Besides getting stronger and more powerful leg and gluteal muscles, running up hills strengthens your heart and lungs, encourages better form, reduces the physical stress of impact, and helps you achieve a faster cadence. It is also mentally strengthening which is especially important in an endurance athlete. There’s plenty of reasons to incorporate hills in your running route(s), but if you want a bigger boost of the benefits, then having a hill-specific workout in your training cycle is a great idea.
Where I live, there’s plenty of great hills (a.k.a. mountains) to add a hill-repeat workout to my training cycle. After my usual warm up, I do five to eight repeats. I prefer walking down to increase my heart’s ability to recover, aid in fat burn, and save the extra quad stress of running downhill for later.
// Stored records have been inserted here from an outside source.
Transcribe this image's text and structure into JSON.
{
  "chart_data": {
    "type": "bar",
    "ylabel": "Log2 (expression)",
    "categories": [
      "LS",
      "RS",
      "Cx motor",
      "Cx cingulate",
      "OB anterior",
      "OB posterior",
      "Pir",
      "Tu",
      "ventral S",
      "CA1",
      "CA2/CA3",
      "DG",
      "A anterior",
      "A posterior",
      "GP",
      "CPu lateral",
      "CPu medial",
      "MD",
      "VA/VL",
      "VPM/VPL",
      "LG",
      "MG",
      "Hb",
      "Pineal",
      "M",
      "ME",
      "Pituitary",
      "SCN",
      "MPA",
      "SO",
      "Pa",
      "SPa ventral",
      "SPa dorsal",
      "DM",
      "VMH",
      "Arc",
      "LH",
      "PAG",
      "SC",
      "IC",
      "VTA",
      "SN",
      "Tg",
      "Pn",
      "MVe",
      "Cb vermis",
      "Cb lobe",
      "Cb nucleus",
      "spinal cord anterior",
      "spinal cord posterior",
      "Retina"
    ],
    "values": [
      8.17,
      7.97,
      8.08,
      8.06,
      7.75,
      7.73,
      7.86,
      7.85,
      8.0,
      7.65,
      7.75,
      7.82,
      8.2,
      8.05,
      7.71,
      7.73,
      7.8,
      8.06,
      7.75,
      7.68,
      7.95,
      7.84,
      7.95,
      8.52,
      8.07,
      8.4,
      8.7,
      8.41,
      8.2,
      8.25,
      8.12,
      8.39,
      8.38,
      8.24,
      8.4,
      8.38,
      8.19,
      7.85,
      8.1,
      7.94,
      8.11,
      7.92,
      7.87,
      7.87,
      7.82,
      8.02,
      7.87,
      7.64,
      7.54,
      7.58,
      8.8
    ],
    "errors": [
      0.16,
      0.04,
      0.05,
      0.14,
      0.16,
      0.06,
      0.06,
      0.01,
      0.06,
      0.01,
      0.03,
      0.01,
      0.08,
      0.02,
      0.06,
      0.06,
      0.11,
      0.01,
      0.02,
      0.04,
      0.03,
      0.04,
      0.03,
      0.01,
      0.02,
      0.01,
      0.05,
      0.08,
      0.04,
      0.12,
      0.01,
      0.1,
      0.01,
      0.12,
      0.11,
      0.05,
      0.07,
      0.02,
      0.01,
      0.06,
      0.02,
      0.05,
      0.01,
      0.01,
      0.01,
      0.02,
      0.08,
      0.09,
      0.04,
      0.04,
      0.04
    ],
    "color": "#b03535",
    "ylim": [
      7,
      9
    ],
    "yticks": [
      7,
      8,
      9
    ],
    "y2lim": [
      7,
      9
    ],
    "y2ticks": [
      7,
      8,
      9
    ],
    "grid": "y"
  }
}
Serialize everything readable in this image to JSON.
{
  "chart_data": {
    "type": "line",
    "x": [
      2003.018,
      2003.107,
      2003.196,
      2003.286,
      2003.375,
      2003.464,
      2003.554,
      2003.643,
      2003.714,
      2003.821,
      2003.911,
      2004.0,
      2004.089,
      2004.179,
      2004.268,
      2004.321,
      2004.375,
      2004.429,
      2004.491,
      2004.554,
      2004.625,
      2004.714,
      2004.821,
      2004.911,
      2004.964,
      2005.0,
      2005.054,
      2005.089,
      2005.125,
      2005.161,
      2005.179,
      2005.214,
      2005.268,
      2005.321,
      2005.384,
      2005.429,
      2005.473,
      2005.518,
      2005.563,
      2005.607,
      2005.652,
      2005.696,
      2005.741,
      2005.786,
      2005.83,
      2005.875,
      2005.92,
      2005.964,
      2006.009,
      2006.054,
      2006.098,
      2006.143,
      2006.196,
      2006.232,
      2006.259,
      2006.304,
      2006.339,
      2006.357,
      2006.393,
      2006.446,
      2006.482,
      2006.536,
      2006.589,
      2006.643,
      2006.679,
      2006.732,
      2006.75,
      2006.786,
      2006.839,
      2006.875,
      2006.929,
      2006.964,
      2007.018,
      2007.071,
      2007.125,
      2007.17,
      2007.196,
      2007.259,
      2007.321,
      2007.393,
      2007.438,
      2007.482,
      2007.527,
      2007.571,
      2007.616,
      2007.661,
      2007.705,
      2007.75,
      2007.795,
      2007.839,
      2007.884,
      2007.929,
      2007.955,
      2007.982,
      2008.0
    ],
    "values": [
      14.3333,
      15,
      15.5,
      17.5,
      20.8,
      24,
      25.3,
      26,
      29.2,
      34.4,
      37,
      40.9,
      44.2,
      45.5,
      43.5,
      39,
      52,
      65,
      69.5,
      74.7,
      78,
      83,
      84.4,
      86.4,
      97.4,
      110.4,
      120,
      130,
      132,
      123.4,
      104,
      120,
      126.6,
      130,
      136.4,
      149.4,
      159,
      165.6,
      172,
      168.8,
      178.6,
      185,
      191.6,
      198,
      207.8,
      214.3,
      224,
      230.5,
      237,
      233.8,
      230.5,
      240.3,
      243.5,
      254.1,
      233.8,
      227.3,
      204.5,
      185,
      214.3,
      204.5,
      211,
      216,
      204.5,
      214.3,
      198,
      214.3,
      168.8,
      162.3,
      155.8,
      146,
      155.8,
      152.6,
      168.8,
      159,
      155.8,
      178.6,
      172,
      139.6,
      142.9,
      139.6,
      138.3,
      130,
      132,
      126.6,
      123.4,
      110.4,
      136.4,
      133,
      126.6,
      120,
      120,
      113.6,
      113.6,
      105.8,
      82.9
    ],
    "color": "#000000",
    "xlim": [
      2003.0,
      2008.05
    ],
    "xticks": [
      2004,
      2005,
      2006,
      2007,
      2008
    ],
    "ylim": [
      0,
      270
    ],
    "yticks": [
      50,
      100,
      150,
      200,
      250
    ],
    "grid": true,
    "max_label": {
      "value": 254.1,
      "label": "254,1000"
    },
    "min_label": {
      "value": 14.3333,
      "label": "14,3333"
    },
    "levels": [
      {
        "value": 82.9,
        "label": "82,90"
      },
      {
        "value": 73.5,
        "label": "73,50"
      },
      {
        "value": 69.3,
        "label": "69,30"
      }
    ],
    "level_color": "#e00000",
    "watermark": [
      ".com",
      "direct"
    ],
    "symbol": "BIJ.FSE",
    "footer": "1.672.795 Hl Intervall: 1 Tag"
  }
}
If you don’t consider yourself a “climber” there are a few tips you can try. Pretend the hill is a set of stairs – shorten your stride and pick up your knees. Instead of trying to pull yourself up the hill with lunging strides, push off the ground with your ankles. Focus on your level of effort rather than your pace. This is especially important if you have more miles ahead of you and need to conserve energy.
Another reason why I walk down is to reduce injury risk. I know that if I had perfect form it wouldn’t matter, but I don’t. When I’m doing repeats, I’m focusing on the benefits I’m getting from uphill running. I get practice running downhill in my trail runs.
When I’m racing and there’s downhill portions, I do my best to float with no extra effort pushing or slowing down. It should be a little faster than my usual pace, but again, I’m focusing on no extra effort. When I get to level ground, then I settle back into goal pace.